# Breeding Marker for a buck?



## Daisey (Mar 29, 2014)

I wasn't quite sure where to put this, lol. We need to get a separate forum for just breeding questions! I know there are these things you can put on a bucks chest to tell when he has mounted a doe during breeding season, but I can't remember what they are called! Can anyone tell me what they are called and where to get one? How much do they cost? I want the ones that leave a big bright colored spot on the does back (ie bright orange or yellow) Thanks!


----------



## nannysrus (Jun 21, 2014)

Breeding harness or a marking harness

http://www.caprinesupply.com/products/breeding/marking-harness.html

Samantha

"5 minutes of fresh air is equivalent to 5 mg Valium"


----------



## nannysrus (Jun 21, 2014)

Same one different website

http://www.valleyvet.com/ct_detail....6a-11d5-a192-00b0d0204ae5&gas=Marking harness

Samantha

"5 minutes of fresh air is equivalent to 5 mg Valium"


----------



## nannysrus (Jun 21, 2014)

http://www.premier1supplies.com/detail.php?prod_id=4&cat_id=2

Samantha

"5 minutes of fresh air is equivalent to 5 mg Valium"


----------



## cowgirlboergoats (Apr 29, 2012)

I know that premier 1 supplies has it for $24.00 and the marking crayons are $4.00 
Hoegger supply co. has one for 34.95 and the crayons are 7.95


----------



## kccjer (Jan 27, 2012)

Our buck had it torn up within 1 day. Lol. Not wasting money again....


----------



## nannysrus (Jun 21, 2014)

kccjer said:


> Our buck had it torn up within 1 day. Lol. Not wasting money again....

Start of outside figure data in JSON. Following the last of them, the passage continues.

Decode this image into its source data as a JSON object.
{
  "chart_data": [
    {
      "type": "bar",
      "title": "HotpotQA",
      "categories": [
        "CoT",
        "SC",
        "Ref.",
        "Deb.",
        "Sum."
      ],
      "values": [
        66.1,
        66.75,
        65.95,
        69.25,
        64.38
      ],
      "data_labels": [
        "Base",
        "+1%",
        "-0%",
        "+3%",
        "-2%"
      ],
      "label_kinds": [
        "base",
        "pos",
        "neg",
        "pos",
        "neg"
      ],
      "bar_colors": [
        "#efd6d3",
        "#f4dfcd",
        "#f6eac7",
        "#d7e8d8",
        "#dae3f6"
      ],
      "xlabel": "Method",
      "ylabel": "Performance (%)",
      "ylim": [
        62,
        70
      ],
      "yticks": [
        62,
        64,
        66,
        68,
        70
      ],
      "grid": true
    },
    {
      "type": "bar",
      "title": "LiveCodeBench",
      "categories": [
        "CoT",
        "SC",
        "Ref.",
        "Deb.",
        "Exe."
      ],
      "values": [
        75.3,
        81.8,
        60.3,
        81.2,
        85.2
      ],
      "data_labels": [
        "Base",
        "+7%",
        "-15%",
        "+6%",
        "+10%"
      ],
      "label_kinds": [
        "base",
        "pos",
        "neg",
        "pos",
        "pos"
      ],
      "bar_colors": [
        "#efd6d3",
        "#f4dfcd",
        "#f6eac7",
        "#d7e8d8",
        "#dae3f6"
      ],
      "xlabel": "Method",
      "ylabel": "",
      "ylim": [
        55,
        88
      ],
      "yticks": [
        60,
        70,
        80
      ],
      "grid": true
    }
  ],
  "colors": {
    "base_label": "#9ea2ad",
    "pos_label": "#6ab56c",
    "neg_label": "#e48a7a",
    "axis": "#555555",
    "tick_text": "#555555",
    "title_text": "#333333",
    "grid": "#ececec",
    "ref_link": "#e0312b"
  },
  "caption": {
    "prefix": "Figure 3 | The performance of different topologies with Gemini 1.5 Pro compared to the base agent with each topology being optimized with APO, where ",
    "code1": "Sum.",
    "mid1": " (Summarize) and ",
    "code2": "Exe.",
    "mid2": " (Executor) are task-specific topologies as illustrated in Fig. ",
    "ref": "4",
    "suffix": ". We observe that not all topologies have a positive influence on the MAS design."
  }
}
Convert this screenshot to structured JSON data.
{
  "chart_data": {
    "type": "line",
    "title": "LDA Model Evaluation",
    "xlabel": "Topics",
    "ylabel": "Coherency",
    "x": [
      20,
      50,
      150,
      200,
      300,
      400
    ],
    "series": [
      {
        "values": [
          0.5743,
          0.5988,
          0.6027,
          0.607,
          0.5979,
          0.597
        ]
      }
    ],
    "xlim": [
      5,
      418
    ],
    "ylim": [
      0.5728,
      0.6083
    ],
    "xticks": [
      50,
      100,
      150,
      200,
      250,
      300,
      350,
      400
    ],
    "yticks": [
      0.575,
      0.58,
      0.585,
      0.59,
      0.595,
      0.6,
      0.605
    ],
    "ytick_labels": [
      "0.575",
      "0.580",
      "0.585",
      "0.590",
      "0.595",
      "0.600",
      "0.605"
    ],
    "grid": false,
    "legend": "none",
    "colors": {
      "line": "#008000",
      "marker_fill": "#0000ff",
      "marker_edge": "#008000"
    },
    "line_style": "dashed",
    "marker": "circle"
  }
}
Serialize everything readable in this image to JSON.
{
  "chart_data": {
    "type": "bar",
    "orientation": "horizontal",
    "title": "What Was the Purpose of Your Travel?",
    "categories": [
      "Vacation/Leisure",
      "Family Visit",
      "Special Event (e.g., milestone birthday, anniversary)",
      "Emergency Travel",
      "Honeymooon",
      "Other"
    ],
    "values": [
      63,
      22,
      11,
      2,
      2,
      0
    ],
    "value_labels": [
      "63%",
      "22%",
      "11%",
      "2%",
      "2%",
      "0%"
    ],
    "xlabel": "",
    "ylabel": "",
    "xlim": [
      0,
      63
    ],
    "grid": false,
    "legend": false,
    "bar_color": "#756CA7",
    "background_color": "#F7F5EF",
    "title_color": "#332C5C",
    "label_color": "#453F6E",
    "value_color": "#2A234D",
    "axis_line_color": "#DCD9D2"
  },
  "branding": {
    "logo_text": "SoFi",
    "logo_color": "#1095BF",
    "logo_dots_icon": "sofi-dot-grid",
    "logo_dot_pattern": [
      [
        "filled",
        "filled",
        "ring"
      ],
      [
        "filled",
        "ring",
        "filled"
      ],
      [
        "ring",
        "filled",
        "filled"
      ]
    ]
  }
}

I was trying to find a better quality one for the OP to look at but everything I posted does look rather flimsy. The only person I know that uses one had her husband make her one out of leather.

Samantha

"5 minutes of fresh air is equivalent to 5 mg Valium"


----------



## Jessica84 (Oct 27, 2011)

Seriously he tore it up??? I have always gotten the leather ones and they did fine but would make sores on the bucks so I would have to give them breaks. Was it the nylon or leather one that broke?? I was gonna try the nylon since I kinda sorta threw the harnesses on their house and forgot about them lol but if the nylon won't hold up maybe I'll deal with the leather


Sent from my iPhone using Goat Forum


----------



## kccjer (Jan 27, 2012)

It was nylon. Seriously. ..one day til it was useless


----------



## Jessica84 (Oct 27, 2011)

Then I'll stick to the leather ones  


Sent from my iPhone using Goat Forum


----------